Saturday, 8 December 2012

medical/individual < social

So a couple of weeks ago, at the request of my boss, I went with him to have a talk with the Equalities Officer.

This was because (and I'm paraphrasing here), my "next relapse is 'in-the-post' and we need to prepare."

(Friends on Twitter might recognise this from a tweet from earlier this year - it has taken this long for us to meet up)

My boss has quite a way with words but I do see it from his point of view: I work for a small not-for-profit organisation and if I have to take, say, 6 weeks to recover from a relapse (like I did earlier this year), then it can be hard to absorb this within the team.

So we talked about a lot of things, about my difficulty with certain aspects of my role, etc and I could tell that my boss was finding this all very difficult. But we came up with some ideas which will help us all - most of them REALLY FRICKING OBVIOUS.

Case in point: we've just completed a massive project, and as part of that we bought three laptops.

Which have all been sat in a room at work.

The idea was mooted that if I had one at home, it might help me to stay in touch and even maybe do some work from my sick-bed during my next relapse.

Like I say, obvious stuff but it was very helpful for us both to have someone independent who could listen. It was kind of like couples therapy in a way, and we both agreed that it was good to talk about some fairly awkward issues.

Anyway, there was a little bit of FALL-OUT from this discussion which I'll cover at a later date.

(oh, the suspense...)

First up, the Equalities Officer is someone that I saw way back in the days immediately after
Relapse 09 - Part Two
so I knew she had my back.

At that time, she laid a real mind-blower on me, when she picked up on my feelings of shame and inadequacy following my diagnosis and "relabelling" as a DISABLED PERSON.

She told me about two different ways of looking at Disability:

The Medical or Individual model
(which suggests the disabled person is the problem)


The Social Model of Disability
(which shows the barriers are the problem)

Now. This might not be news to you. I'm not the sharpest tool in the box.

But she was able to pick up that I was TOTALLY living the Medical/Individual model, seeing everything as my fault.

Seeing things via the Social model was - and CONTINUES to be - a real eye opener.


This does not absolve us of responsibility.

If anything, this means WE have to shout louder about the things we need to get by everyday.

Not just whining about the symptoms we all have and acting the victim.

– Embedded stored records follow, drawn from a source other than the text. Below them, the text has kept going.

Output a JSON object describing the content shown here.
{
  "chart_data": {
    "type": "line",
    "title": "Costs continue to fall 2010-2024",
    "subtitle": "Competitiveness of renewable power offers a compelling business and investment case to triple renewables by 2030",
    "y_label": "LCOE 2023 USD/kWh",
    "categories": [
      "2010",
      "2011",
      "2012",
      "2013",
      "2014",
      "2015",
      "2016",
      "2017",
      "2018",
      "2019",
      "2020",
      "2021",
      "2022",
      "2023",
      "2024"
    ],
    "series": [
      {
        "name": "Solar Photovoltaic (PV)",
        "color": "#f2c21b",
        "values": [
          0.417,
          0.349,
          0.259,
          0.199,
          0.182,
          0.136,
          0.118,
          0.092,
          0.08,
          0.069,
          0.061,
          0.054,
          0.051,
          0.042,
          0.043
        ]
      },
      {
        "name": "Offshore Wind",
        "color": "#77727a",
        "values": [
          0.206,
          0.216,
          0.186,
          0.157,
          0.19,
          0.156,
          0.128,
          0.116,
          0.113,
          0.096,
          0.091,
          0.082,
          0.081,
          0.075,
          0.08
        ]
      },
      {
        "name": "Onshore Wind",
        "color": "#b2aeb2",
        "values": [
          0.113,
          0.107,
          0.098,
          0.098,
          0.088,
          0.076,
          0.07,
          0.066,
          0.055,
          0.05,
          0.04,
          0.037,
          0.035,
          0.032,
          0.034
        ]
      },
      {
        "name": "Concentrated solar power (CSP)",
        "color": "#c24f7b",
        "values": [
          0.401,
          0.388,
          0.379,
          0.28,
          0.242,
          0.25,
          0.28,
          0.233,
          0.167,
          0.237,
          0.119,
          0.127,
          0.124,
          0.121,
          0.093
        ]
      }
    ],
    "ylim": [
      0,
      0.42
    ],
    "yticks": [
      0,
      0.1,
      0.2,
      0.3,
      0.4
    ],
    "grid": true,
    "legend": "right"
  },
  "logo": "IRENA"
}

This just makes us seem WEAK, which makes it so much easier for people to ignore us.

Here endeth the lesson.

(see illustrations of both models below - hope these are accessible to all, I'll sort it later if not!)


  1. LIKE.

    I've been very lucky with my MS to date and haven't needed any time off. I've always been pretty open about my diagnosis though, and when I got a new boss about 8 months, he was pretty interested. Interested... but sadly a bit thick. He knows that I inject on a tuesday night and that sometimes I feel a bit off-colour on a wednesday, and he'll sometimes bring that up in meetings on a wednesday for no apparent reason - which pisses me off. He also tried to get me interested in some weird Canadian website which has some decidedly wonky theories about illness and how you can treat ANYTHING - including cancer - through diet (or somesuch. I think blood types may have been involved at some point). It's kind of good that he's interested, to a point, but he's so fucking clumsy about it that it makes me cringe.

    In the main though, it's an invisible condition, isn't it? When people find out I have it, I get a lot of well-intentioned but ultimately ignorant sympathy and, I suspect, pity. Fuck it. I won't be defined by it. I refuse.

    Good post, Steve. FWIW you don't seem thick to me, dude. You like music too much to be thick ;-)

  2. Thanks for the feedback, man! It's very much appreciated.